Hackaday Prize Entry: Pan And Tilt Sprinkler

There are a few very popular irrigation systems entered into this year’s Hackaday Prize. In fact, last year’s winner for the Best Product portion of the Prize was the Vinduino, a soil moisture monitor for vineyards. Most of these irrigation systems use drip irrigation or are otherwise relatively small-scale. What if you need something a little more powerful? That’s where [Patrick]’s PTSprinkler comes in. It’s a massive lawn sprinkler coupled to a computer controlled pan and tilt mount. Think of it as a remote controlled Super Soaker, or the Internet of squirt guns. Either way, it’s a great entry for this year’s Hackaday Prize.

The PTSprinkler is designed to use as many low-cost, off-the-shelf components as possible. This started out with a heavy duty outdoor pan-tilt stage an irrigation solenoid valve.

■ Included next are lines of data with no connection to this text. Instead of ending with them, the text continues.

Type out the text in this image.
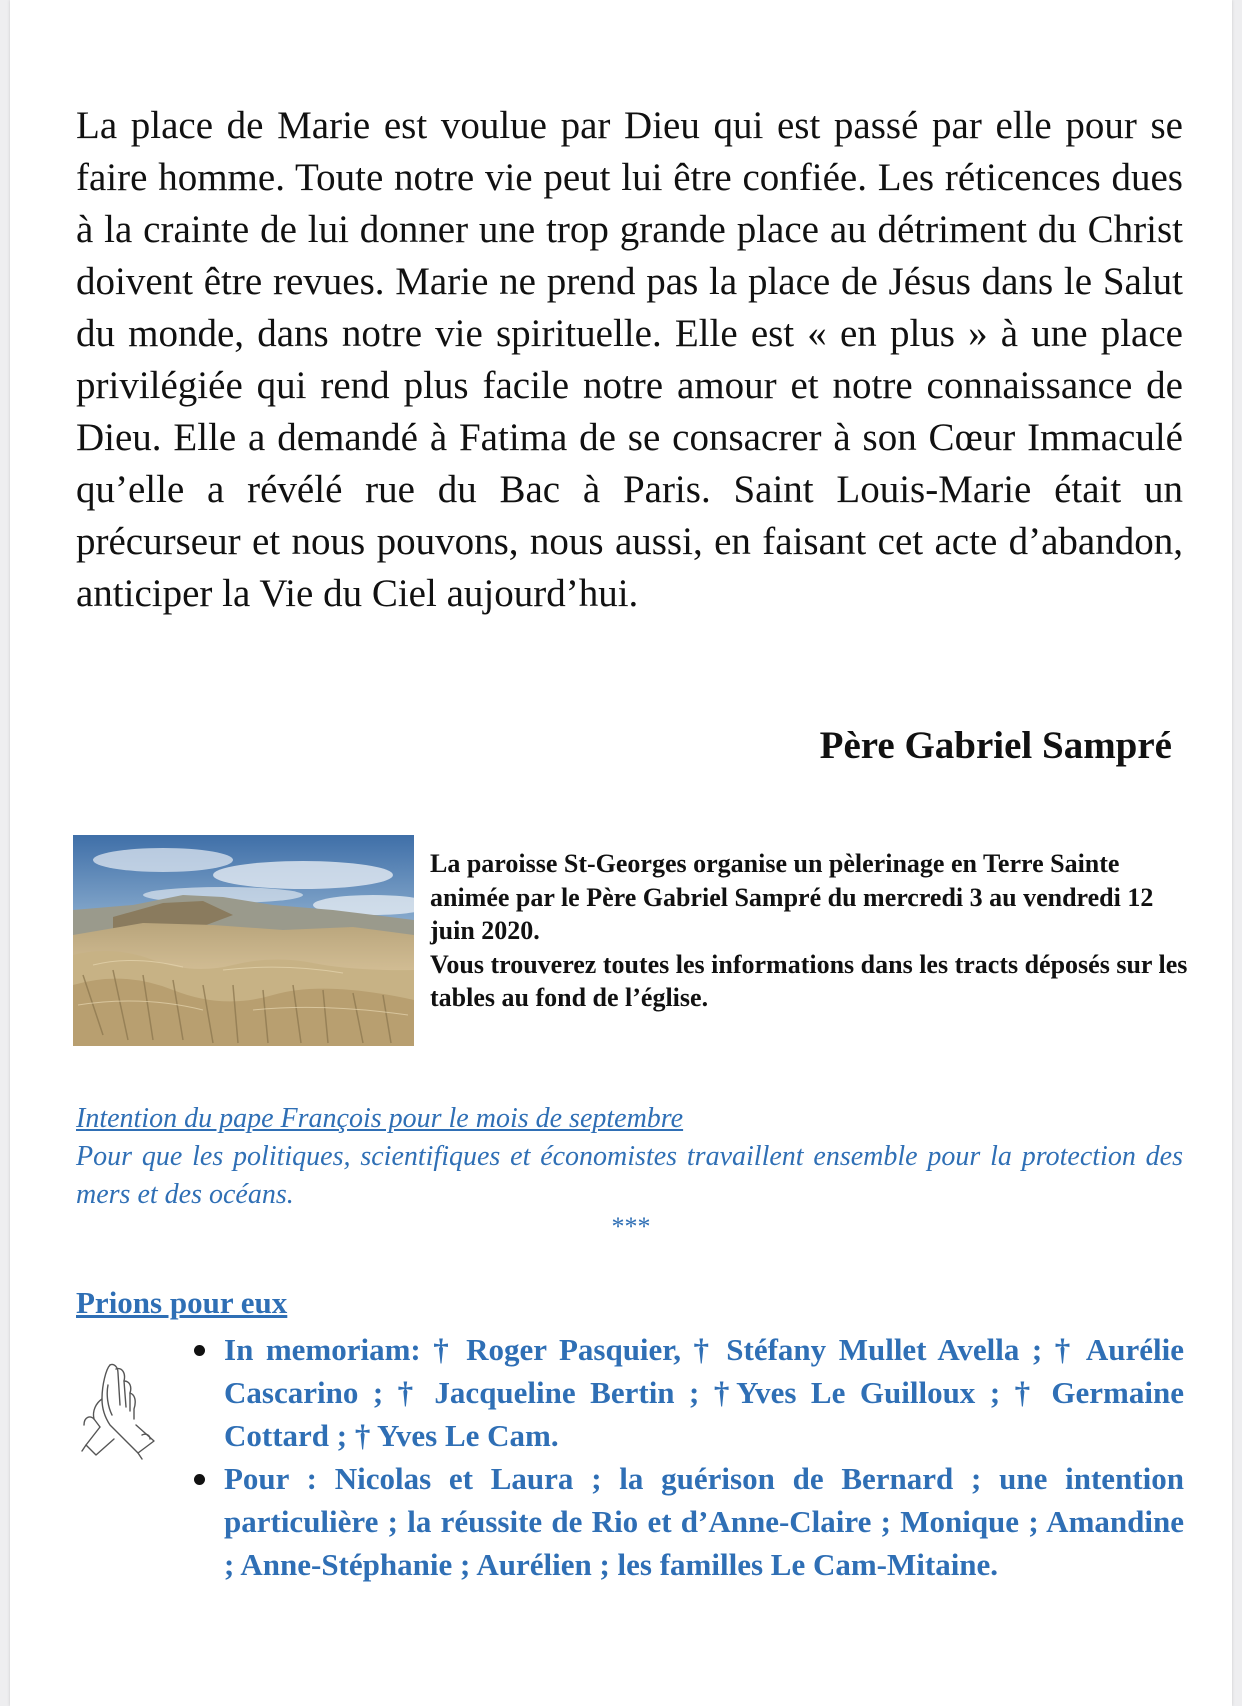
La place de Marie est voulue par Dieu qui est passé par elle pour se faire homme. Toute notre vie peut lui être confiée. Les réticences dues à la crainte de lui donner une trop grande place au détriment du Christ doivent être revues. Marie ne prend pas la place de Jésus dans le Salut du monde, dans notre vie spirituelle. Elle est « en plus » à une place privilégiée qui rend plus facile notre amour et notre connaissance de Dieu. Elle a demandé à Fatima de se consacrer à son Cœur Immaculé qu’elle a révélé rue du Bac à Paris. Saint Louis-Marie était un précurseur et nous pouvons, nous aussi, en faisant cet acte d’abandon, anticiper la Vie du Ciel aujourd’hui.

Père Gabriel Sampré

La paroisse St-Georges organise un pèlerinage en Terre Sainte animée par le Père Gabriel Sampré du mercredi 3 au vendredi 12 juin 2020.
Vous trouverez toutes les informations dans les tracts déposés sur les tables au fond de l’église.
Intention du pape François pour le mois de septembre
Pour que les politiques, scientifiques et économistes travaillent ensemble pour la protection des mers et des océans.
***

Prions pour eux

In memoriam: † Roger Pasquier, † Stéfany Mullet Avella ; † Aurélie Cascarino ; † Jacqueline Bertin ; †Yves Le Guilloux ; † Germaine Cottard ; † Yves Le Cam.
Pour : Nicolas et Laura ; la guérison de Bernard ; une intention particulière ; la réussite de Rio et d’Anne-Claire ; Monique ; Amandine ; Anne-Stéphanie ; Aurélien ; les familles Le Cam-Mitaine.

The idea for this sprinkler is to first manually define a shape on the lawn that the sprinkler should cover. From there, the electronics figure out a fill pattern for this grassy polygon. So far, [Patrick] has an electronics board that will move the pan/tilt stage with the help of a Raspberry Pi. You can check out a video of that in action below.

16 thoughts on “Hackaday Prize Entry: Pan And Tilt Sprinkler

  1. Truly a great idea – why install expensive individually addressable irrigators when just one can cover the whole lawn? This way the system can adapt to spatially varying water needs at a low cost.

    1. I want it to identify cars with loud music playing and open windows. Of course then it would shoot water into the window.

      I live one house in from a busy intersection with a stoplight and a lot of inconsiderate drivers.

  2. Looks like you have plenty of water to pump. You will need a lot of identical glasses to determine what is getting soaked and what just gets wet. Then, further programming will give a more even soak.

  3. Nice in theory, but stick to drip irrigation.

    As much as 75% of sprinkler irrigation is lost to the atmosphere. This stat is from 30 year old data using diesel powered agricultural sprinklers, but the principle is the same.

    1. I wonder if that depends on the droplet size too… plus, if someone’s got water issues, I doubt they’d even be allowed this, let alone multiple sprinklers?

    2. That may be true when the sprinkler is spraying a mist, but if this is shooting a laminar flow, 99%+ of the water will end up at the intended destination.

      Plus, drip irrigation is a complete pain to maintain. Winters, critters, plant growth, and gardening activities all conspire to make your configuration obsolete season after season after season. A spray is essentially fire and forget.